For the initial sample size calculation, we estimated the rate of infectious morbidity, which consisted of endometritis and wound infection, to be 15%. To detect a 50% reduction in surgical site infection with 80% power and an alpha error of 0.05, 278 women per arm were required. After 50% of the subjects had been enrolled, the calculated sample size of 556 women was increased by approximately 10% to account for the observed loss to follow-up rate, which resulted in a final sample size of 606 women.
Results
Between February 2008 and March 2010, 606 participants were enrolled and randomly assigned to the 2 study groups. Twenty-one patients developed exclusion criteria after study enrollment, including 13 patients who required general anesthesia, 6 patients who had a vaginal delivery before their cesarean delivery, 1 patient who had evidence of extrauterine infection, and 1 patient who was excluded because of previous enrollment in a conflicting study. Of these 21 patients, 7 women were in the standard care group, and 14 women were in the supplemental oxygen group. Five hundred eighty-five women were included in the final analysis ( Figure ). Overall, 535 patients (91.5%) received their allotted study treatment, and 6 women in each group (2.1% of the total study population) were lost to follow-up evaluation in the postpartum period. Those patients who were lost to follow-up evaluation remained in the analysis and were considered to not have experienced infectious morbidity.

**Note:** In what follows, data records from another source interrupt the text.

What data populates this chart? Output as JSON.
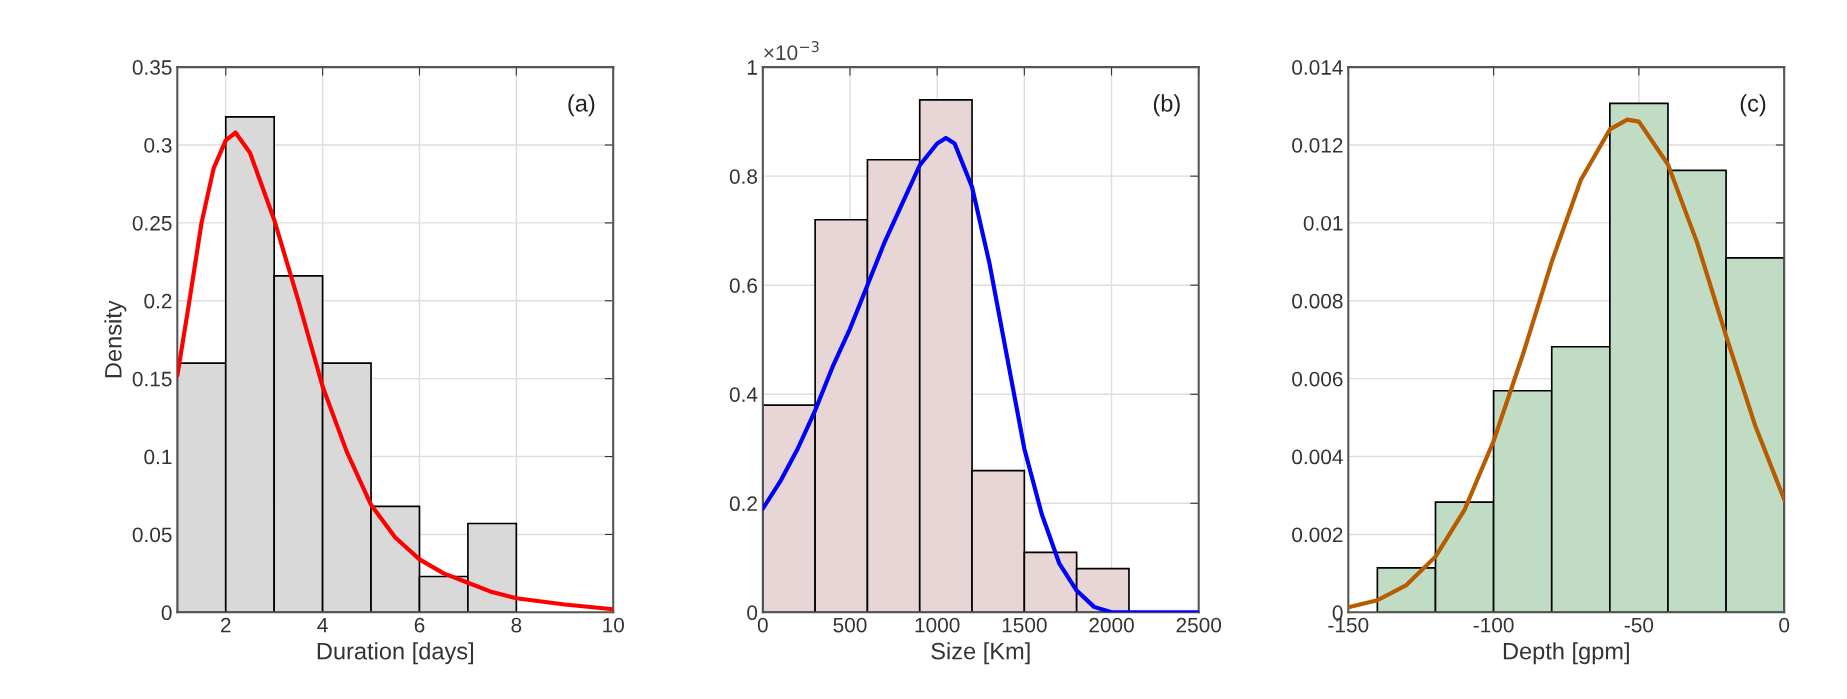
{
  "chart_data": [
    {
      "type": "histogram",
      "xlabel": "Duration [days]",
      "ylabel": "Density",
      "annotations": [
        "(a)"
      ],
      "bins": [
        1,
        2,
        3,
        4,
        5,
        6,
        7,
        8
      ],
      "values": [
        0.16,
        0.318,
        0.216,
        0.16,
        0.068,
        0.023,
        0.057
      ],
      "color": "#d9d9d9",
      "series": [
        {
          "type": "line",
          "color": "#ff0000",
          "x": [
            1,
            1.25,
            1.5,
            1.75,
            2,
            2.2,
            2.5,
            3,
            3.5,
            4,
            4.5,
            5,
            5.5,
            6,
            6.5,
            7,
            7.5,
            8,
            9,
            10
          ],
          "values": [
            0.152,
            0.2,
            0.25,
            0.285,
            0.303,
            0.308,
            0.295,
            0.252,
            0.2,
            0.145,
            0.103,
            0.069,
            0.048,
            0.034,
            0.025,
            0.019,
            0.013,
            0.009,
            0.005,
            0.002
          ]
        }
      ],
      "xlim": [
        1,
        10
      ],
      "xticks": [
        2,
        4,
        6,
        8,
        10
      ],
      "ylim": [
        0,
        0.35
      ],
      "yticks": [
        0,
        0.05,
        0.1,
        0.15,
        0.2,
        0.25,
        0.3,
        0.35
      ],
      "grid": true
    },
    {
      "type": "histogram",
      "xlabel": "Size [Km]",
      "annotations": [
        "(b)",
        "×10$^{−3}$"
      ],
      "bins": [
        0,
        300,
        600,
        900,
        1200,
        1500,
        1800,
        2100
      ],
      "values": [
        0.38,
        0.72,
        0.83,
        0.94,
        0.26,
        0.11,
        0.08
      ],
      "color": "#e8d5d5",
      "series": [
        {
          "type": "line",
          "color": "#0000ff",
          "x": [
            0,
            100,
            200,
            300,
            400,
            500,
            600,
            700,
            800,
            900,
            1000,
            1050,
            1100,
            1200,
            1300,
            1400,
            1500,
            1600,
            1700,
            1800,
            1900,
            2000,
            2500
          ],
          "values": [
            0.19,
            0.24,
            0.3,
            0.37,
            0.45,
            0.52,
            0.6,
            0.68,
            0.75,
            0.82,
            0.86,
            0.87,
            0.86,
            0.78,
            0.64,
            0.47,
            0.3,
            0.18,
            0.09,
            0.04,
            0.01,
            0,
            0
          ]
        }
      ],
      "xlim": [
        0,
        2500
      ],
      "xticks": [
        0,
        500,
        1000,
        1500,
        2000,
        2500
      ],
      "ylim": [
        0,
        1
      ],
      "yticks": [
        0,
        0.2,
        0.4,
        0.6,
        0.8,
        1
      ],
      "grid": true
    },
    {
      "type": "histogram",
      "xlabel": "Depth [gpm]",
      "annotations": [
        "(c)"
      ],
      "bins": [
        -140,
        -120,
        -100,
        -80,
        -60,
        -40,
        -20,
        0
      ],
      "values": [
        0.00114,
        0.00283,
        0.00569,
        0.00682,
        0.01307,
        0.01135,
        0.0091
      ],
      "color": "#c0dcc4",
      "series": [
        {
          "type": "line",
          "color": "#b85c00",
          "x": [
            -150,
            -140,
            -130,
            -120,
            -110,
            -100,
            -90,
            -80,
            -70,
            -60,
            -54,
            -50,
            -40,
            -30,
            -20,
            -10,
            0
          ],
          "values": [
            0.00013,
            0.00031,
            0.0007,
            0.00143,
            0.00263,
            0.0044,
            0.0066,
            0.009,
            0.0111,
            0.0124,
            0.01265,
            0.0126,
            0.0115,
            0.0095,
            0.0071,
            0.0048,
            0.0029
          ]
        }
      ],
      "xlim": [
        -150,
        0
      ],
      "xticks": [
        -150,
        -100,
        -50,
        0
      ],
      "ylim": [
        0,
        0.014
      ],
      "yticks": [
        0,
        0.002,
        0.004,
        0.006,
        0.008,
        0.01,
        0.012,
        0.014
      ],
      "grid": true
    }
  ]
}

There were 63 of 297 women (21.2%) in the standard care group and 70 of 288 women (24.3%) in the supplemental oxygen group who underwent telephone interview as their primary follow-up session ( P = .50). Participants who had a protocol deviation that changed the amount of oxygen that they received remained in their assigned study group for the intent-to-treat analysis. Additional oxygen to maintain maternal saturation of 95% was required in 18 women (5.9%) in the standard care group; none of the women in the supplemental oxygen group required additional oxygen therapy. Women who received 10 L of oxygen by face mask were encouraged to continue supplemental oxygen therapy for 2 hours after delivery; at 30 minutes after delivery, 214 of 288 women (74.3%) were compliant. At 1 hour, compliance was 189 of 288 women (65.6%); at 90 minutes, 172 of 288 women (59.7%) were still wearing their nonrebreather mask, and by 2 hours after delivery, only 97 of 288 women (33.7%) were compliant with supplemental oxygen.